FolkestoneJack's Tracks

Thoughts about Dunkirk

Posted in Dunkirk, France by folkestonejack on August 3, 2017

I made a trip to the IMAX theatre at the Science Museum (an impressive 16.8m tall screen that is the height of four double-decker buses) last week to see Christopher Nolan’s new film about Dunkirk and have been reflecting on it a little since then.
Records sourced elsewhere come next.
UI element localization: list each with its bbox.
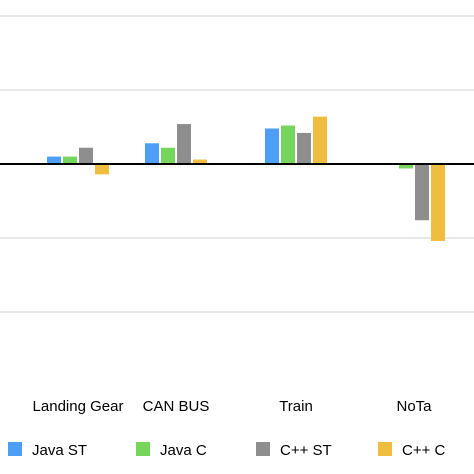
legend-label: Java C — [160, 442, 207, 459]
bar-java-c-can-bus — [161, 147, 175, 164]
x-tick-label: CAN BUS — [143, 398, 210, 415]
bar-java-c-landing-gear — [63, 156, 77, 164]
bar-c-st-nota — [415, 164, 429, 221]
bar-c-st-train — [297, 132, 311, 164]
bar-c-st-landing-gear — [79, 147, 93, 164]
gridlines — [0, 15, 474, 313]
bar-c-c-landing-gear — [95, 164, 109, 175]
x-tick-label: NoTa — [396, 398, 432, 415]
legend: Java ST Java C C++ ST C++ C — [8, 442, 446, 459]
legend-item-c-c: C++ C — [378, 442, 446, 459]
bar-c-c-nota — [431, 164, 445, 241]
x-tick-label: Train — [279, 398, 313, 415]
legend-item-c-st: C++ ST — [256, 442, 332, 459]
bar-c-c-can-bus — [193, 159, 207, 164]
bar-java-st-landing-gear — [47, 156, 61, 164]
legend-swatch — [8, 442, 22, 456]
bar-c-st-can-bus — [177, 124, 191, 164]
bar-java-st-can-bus — [145, 143, 159, 164]
legend-swatch — [136, 442, 150, 456]
bars — [47, 116, 445, 241]
legend-label: C++ C — [402, 442, 446, 459]
legend-swatch — [256, 442, 270, 456]
bar-java-st-train — [265, 128, 279, 164]
bar-java-c-train — [281, 125, 295, 164]
legend-label: C++ ST — [280, 442, 332, 459]
legend-swatch — [378, 442, 392, 456]
bar-c-c-train — [313, 116, 327, 164]
x-tick-label: Landing Gear — [33, 398, 124, 415]
legend-item-java-c: Java C — [136, 442, 207, 459]
legend-label: Java ST — [32, 442, 87, 459]
bar-java-c-nota — [399, 164, 413, 169]
legend-item-java-st: Java ST — [8, 442, 87, 459]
First up, I have to say that watching the 15/70mm film format version on such a gigantic screen places you in the action in a way that I have never experienced at a cinema before. This ‘immersive’ experience is undoubtedly assisted by the absence of back stories and somewhat spartan dialogue which focuses your attention all the more on the individual battle to survive. The story of the evacuation that follows is never less than riveting, from the terror of the opening moments to the beautiful cinematography of the final spitfire sequence. The evocation of the green and pleasant land that the survivors return to in early Summer 1940 is quite wonderfully realised.
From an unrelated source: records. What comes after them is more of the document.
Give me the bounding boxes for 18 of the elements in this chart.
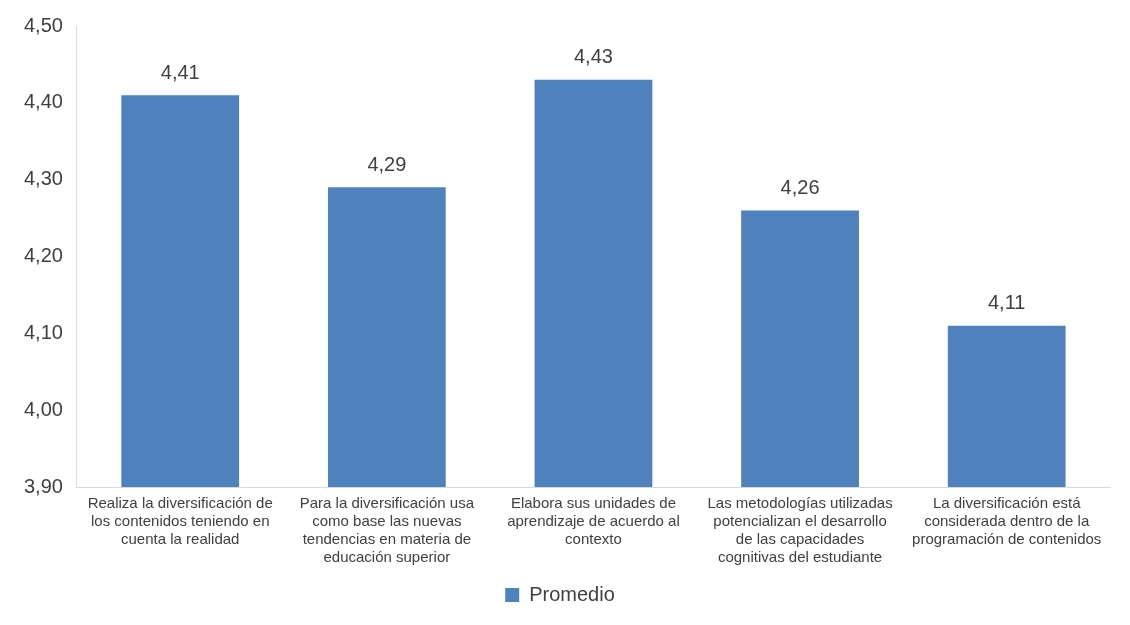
x-tick-label: Las metodologías utilizadas potencializan el desarrollo de las capacidades cognitivas del estudiante <box>707 494 893 566</box>
x-tick-label: Para la diversificación usa como base las nuevas tendencias en materia de educación superior <box>299 494 475 566</box>
data-label: 4,41 <box>160 60 200 83</box>
y-tick-label: 4,50 <box>23 13 63 36</box>
x-tick-label: Elabora sus unidades de aprendizaje de acuerdo al contexto <box>507 494 680 548</box>
y-tick-label: 3,90 <box>23 474 63 497</box>
x-tick-label: La diversificación está considerada dentro de la programación de contenidos <box>912 494 1102 548</box>
data-label: 4,43 <box>573 45 613 68</box>
data-label: 4,11 <box>987 291 1026 314</box>
data-label: 4,29 <box>367 152 407 175</box>
legend-label: Promedio <box>529 582 615 605</box>
y-tick-label: 4,20 <box>23 244 63 267</box>
y-tick-label: 4,10 <box>23 320 63 343</box>
y-tick-label: 4,40 <box>23 90 63 113</box>
y-tick-label: 4,30 <box>23 167 63 190</box>
x-tick-label: Realiza la diversificación de los contenidos teniendo en cuenta la realidad <box>87 494 273 548</box>
y-tick-label: 4,00 <box>23 397 63 420</box>
data-label: 4,26 <box>780 175 820 198</box>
The film has picked up criticism from some quarters as an assault on the senses and for various historical inaccuracies, some of which were acknowledged up front as necessary adjustments to help the audience. I think I managed to suspend disbelief for the most part, though I was pulled up rather sharply by the 1970s refurbished carriage interiors that haven’t long disappeared from today’s railways! Overall, I thought it was an astonishing creation and if it gives us a fraction of the sense of what that experience was like then it is massive achievement.

I have very little idea what my grandfathers, Alf and Pete, went through at Dunkirk so anything that helps me get a feel for that I greatly appreciate. I’ve been through the war diaries, regimental histories and a fair few books over the years but I still can’t begin to imagine how traumatised the men were by the time they reached Dunkirk, let alone what they experienced on the beaches and in the water. The little I know makes me wish I had a better understanding of the sacrifices made by my grandparents whilst they were alive.

In reality no film could match up to horrors so great that men could not bring themselves to speak of for the rest of their lives. The same holds true of the 1958 film. My grandfather, Alf, was worried that the 1958 film would show the terrible sights that he had seen and would not let anyone see it until he had been to the cinema to check it out. In the end he was quite relieved that it didn’t come anywhere close.

It’s definitely worth catching at the cinema as it won’t be anywhere near as effective on the small screen. If you can find it at an IMAX screen so much the better.